Sons de conversas, susurros, algazarra vil, vindas do restaurante do outro lado da parede, lhe atingiam sorrateiramente, enquanto espreitava o ouvido contra a superficie mal cheirosa que o enclauzurava.

Incapaz de se concentrar no cheiro de fluídos cadavéricos, daqueles que tiveram o mesmo destino que agora o atingia, pensava em quais seriam as suas chances de escapar dali ou de que forma morreria. Sufocado. Num ataque nervoso. Morto com uma facada na testa. Uma facada na testa.

-Com as tripas se faz sopa, com os olhos se enfeita o bolo, com o coração se faz o molho... Com os miolos, o recheio e o resto do corpo, meu querido, se põe no meio... - A voz sarcástica do cozinheiro de grandes dimensões, olhos profundos, cabelos desgrenhados, entoava esta canção, enquanto o som de água fervente enchia de tensão o peito de Maurício.

O que faziam as pessoas antes de morrer, pensou. Rezavam? À merda qualquer deus, e mesmo tão perto de morrer, não conseguia acreditar em nada. Aliás, não sentia vontade de rezar, de implorar por sua vida.

Suas mãos sangravam, e o cheiro fresco de sangue confudia-se com o que secara nas paredes daquela pequena prisão. Saliva escorria de sua boca, seus olhos doíam nas órbitas, sentia-se atordoado, e sua mente parecia um computador velho tentando executar uma tarefa muito superior a sua capacidade.

Sal ou pimenta, como quero ser temperado? Oh, estou enlouquecendo... Enlou... O que importa? Vou estar morto daqui há pouco, vou ser comido por um bando de caminhoneiros, numa vila isolada no interior da Floresta Amazônica, que acharão estarem comendo carne de b... Caroline... Carol...

Um grito contido fez notar que há muito sua garganta secara. Estaria morrendo? Sentia seu corpo retraír-se, como uma sonda marinha a procura de um tesouro escondido nas profundezas do mar, era o seu corpo consumindo desesperadamente os últimos vestígios de energia que lhe sobravam.

Quem eram aqueles que lhe sucubiram a tal pesadelo? Lembrava-se apenas de entrar no restaurante, estava tarde, sentara-se perto do balcão, um homem gordo viera atendê-lo, sorrindo, "bela camisa", ele disse. Escolheu um prato qualquer, pedira uma cerveja, tomou-a e acordou algum tempo depois, amarrado, dentro daquele mesmo lugar.

-Assassinos! - Ainda tivera forças para gritar. O movimento de projetar-se para frente, para que o som que saíra de sua boca fraco, mas raivoso, encontrasse satisfatoriamente aqueles a que foi destinado, forçara dolorosamente as suas mãos contra a corda esfiapada que as prendiam.

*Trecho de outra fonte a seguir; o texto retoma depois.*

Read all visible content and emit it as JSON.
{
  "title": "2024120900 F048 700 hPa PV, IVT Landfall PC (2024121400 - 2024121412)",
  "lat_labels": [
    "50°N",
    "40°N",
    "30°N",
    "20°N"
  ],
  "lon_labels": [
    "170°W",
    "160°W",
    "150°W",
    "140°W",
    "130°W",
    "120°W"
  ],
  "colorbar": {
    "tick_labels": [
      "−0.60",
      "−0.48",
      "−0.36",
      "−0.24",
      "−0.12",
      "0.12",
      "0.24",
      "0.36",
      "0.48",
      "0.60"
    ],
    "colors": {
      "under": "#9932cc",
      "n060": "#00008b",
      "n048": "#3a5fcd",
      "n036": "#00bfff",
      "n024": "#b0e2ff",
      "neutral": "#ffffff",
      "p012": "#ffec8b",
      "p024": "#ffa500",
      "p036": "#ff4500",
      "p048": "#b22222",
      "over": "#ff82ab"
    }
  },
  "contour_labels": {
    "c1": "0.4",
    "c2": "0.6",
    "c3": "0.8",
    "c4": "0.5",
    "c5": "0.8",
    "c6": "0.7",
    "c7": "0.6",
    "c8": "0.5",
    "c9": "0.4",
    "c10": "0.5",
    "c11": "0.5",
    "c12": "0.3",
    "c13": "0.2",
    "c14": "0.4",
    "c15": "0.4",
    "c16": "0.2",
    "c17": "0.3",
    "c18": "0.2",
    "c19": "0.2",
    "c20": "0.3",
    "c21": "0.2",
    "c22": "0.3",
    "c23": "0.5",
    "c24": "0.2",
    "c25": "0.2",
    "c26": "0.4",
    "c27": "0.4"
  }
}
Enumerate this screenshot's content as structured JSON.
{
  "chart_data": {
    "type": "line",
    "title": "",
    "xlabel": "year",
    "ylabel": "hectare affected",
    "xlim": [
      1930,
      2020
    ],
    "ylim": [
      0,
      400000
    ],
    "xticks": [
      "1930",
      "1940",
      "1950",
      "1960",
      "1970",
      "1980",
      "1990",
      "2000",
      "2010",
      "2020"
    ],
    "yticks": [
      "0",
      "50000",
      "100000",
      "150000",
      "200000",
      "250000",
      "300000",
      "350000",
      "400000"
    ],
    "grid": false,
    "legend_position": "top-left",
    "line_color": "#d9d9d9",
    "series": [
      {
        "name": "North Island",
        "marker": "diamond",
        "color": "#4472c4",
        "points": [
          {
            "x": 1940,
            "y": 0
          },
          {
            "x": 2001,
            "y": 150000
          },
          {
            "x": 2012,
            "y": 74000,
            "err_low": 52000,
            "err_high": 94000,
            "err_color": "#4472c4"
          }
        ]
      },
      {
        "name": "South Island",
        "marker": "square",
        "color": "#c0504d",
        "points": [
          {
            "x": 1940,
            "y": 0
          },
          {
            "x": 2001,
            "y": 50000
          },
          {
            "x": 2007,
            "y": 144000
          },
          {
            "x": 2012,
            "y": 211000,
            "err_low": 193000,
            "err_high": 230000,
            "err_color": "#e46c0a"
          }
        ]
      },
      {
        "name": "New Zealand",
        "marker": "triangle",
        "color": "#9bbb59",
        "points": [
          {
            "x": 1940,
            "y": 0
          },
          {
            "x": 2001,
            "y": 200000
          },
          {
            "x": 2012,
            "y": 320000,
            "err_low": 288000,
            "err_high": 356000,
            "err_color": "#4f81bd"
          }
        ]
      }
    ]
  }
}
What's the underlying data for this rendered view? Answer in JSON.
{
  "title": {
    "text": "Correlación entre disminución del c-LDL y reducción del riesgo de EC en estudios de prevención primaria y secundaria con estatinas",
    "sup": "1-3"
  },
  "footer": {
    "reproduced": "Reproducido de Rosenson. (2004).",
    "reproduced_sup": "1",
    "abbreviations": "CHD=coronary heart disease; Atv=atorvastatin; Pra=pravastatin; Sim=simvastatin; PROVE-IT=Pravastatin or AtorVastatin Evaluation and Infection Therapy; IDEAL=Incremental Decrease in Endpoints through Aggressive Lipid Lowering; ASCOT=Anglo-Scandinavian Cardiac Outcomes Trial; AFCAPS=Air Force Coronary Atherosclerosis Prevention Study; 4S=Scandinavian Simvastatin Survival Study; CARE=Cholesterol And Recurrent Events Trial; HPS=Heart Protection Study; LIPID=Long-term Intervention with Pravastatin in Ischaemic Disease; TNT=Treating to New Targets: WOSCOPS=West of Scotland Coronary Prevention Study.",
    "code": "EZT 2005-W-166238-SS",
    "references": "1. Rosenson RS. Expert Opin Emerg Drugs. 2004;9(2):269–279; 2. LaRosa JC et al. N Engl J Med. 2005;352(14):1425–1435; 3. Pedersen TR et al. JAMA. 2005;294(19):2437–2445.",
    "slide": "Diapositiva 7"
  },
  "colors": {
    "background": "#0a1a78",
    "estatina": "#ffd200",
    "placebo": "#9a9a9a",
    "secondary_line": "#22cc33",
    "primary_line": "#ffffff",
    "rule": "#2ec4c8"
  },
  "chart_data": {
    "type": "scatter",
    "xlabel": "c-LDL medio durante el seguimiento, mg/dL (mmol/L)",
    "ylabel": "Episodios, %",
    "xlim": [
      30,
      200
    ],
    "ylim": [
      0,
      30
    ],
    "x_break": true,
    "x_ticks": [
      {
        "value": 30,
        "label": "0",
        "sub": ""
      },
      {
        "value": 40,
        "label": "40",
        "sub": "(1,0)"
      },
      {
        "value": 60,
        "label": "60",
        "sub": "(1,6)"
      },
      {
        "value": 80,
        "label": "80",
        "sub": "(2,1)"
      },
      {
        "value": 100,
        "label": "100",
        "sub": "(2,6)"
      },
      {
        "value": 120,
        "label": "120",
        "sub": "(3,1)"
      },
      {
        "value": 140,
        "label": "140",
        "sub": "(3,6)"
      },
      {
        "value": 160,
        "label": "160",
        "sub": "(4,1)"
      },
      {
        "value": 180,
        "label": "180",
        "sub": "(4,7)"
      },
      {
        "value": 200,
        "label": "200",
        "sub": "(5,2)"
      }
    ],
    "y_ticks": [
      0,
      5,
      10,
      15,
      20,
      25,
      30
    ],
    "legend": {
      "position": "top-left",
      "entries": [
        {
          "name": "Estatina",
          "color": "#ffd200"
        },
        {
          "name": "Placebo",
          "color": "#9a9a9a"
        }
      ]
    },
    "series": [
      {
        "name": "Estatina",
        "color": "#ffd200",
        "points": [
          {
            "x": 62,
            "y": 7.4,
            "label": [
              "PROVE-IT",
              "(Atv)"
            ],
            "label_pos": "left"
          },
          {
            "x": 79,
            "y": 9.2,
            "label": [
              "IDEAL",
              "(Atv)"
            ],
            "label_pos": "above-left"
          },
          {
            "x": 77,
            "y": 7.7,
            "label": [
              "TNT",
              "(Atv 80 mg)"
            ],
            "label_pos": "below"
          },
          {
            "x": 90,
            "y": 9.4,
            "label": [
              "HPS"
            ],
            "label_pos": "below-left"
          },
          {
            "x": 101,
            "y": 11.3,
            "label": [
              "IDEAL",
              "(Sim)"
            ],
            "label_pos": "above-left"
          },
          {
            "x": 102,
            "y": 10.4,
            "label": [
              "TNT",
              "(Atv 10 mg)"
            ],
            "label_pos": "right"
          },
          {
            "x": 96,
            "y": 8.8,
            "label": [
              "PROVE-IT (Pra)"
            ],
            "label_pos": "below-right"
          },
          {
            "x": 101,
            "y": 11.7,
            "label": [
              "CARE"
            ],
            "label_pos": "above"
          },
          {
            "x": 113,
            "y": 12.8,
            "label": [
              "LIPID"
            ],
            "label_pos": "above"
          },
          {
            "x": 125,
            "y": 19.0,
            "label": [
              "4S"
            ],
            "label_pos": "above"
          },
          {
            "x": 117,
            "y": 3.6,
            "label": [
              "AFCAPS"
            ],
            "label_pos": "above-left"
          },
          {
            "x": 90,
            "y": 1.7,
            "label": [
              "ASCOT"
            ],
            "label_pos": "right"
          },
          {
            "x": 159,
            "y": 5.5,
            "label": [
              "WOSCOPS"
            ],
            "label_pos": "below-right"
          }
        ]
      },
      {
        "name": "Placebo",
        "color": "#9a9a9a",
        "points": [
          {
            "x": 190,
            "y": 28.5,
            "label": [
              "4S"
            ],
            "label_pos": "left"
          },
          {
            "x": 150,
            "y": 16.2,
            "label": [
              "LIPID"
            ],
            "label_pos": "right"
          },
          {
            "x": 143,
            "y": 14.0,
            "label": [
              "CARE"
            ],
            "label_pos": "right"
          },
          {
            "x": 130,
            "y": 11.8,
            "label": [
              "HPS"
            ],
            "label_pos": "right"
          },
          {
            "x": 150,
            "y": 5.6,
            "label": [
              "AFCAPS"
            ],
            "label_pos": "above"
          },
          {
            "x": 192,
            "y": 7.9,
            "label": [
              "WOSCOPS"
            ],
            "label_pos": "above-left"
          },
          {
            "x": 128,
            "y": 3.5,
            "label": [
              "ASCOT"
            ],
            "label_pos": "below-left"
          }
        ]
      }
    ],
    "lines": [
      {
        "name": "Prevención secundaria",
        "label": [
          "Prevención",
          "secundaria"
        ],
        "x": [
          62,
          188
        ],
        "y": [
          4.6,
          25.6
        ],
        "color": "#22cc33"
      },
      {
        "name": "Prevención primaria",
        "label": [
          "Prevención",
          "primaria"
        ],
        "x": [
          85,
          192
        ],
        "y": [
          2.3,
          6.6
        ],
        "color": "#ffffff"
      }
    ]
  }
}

-Sabe, meu amigo - disse o homem gordo, sorrindo, enquanto descascava uma batata, que serveria como acompanhamento ao molho de fígado e rim de Maurício, e limpava as mãos no avental encardido -, não me considero isso que você falou... Quero dizer, eu o coloquei aí, sim, eu o fiz, mas, não o matei e nem o farei... Você morrerá em breve pela própria fraqueza do seu corpo, talvez sufocado, desidratado, por inanição... Mas enquanto isso eu não tocarei um dedo em você, amigo...

-Com as tripas se faz sopa, com os olhos se enfeita o bolo... - Continuou o cozinheiro corpulento, de olhos grandes, negros, barba suja de restos de comida, que com a mesma mão que segurava o pulmão desfalecido de um homem, servia aos seus clientes.

Enquanto sentia a cabeça girar e tinha a visão anuviada pela inconsciência, percebeu de relance que a corda que prendia as suas mãos estava mais frouxa. Fora o sangue. O sangue provocado por dezenas de feridas de farpas, havia amolecido a corda, facilitando a sua remoção.

Se eu pudesse me soltar, ficaria de pé com alguma dificuldade, e então, arrombaria a porta e tomaria de assalto quem ali estivesse. Engoliu a saliva que escapava da boca. Sim, era um bom plano.

As feridas provocadas pelas farpas lhe faziam gemer dolorosamente, temia chamar a atenção do cozinheiro, e pensou por um momento que não seria possivel desamarrar-se.

Um desespero crescente lhe fez utilizar as mandíbulas para tentar desobstruír-se das correntes que lhe condenavam àquele destino exdrúxulo e não pôde evitar bater contra a porta do armário, logo após forçar a corda com tamanha violência, que acabou por desmanchar o nó.

Após isso, apoiou os pés fortemente contra a porta do armário, e projetou o seu corpo para cima, escalando a parede úmida e fedorenta com as costas, até estar de pé.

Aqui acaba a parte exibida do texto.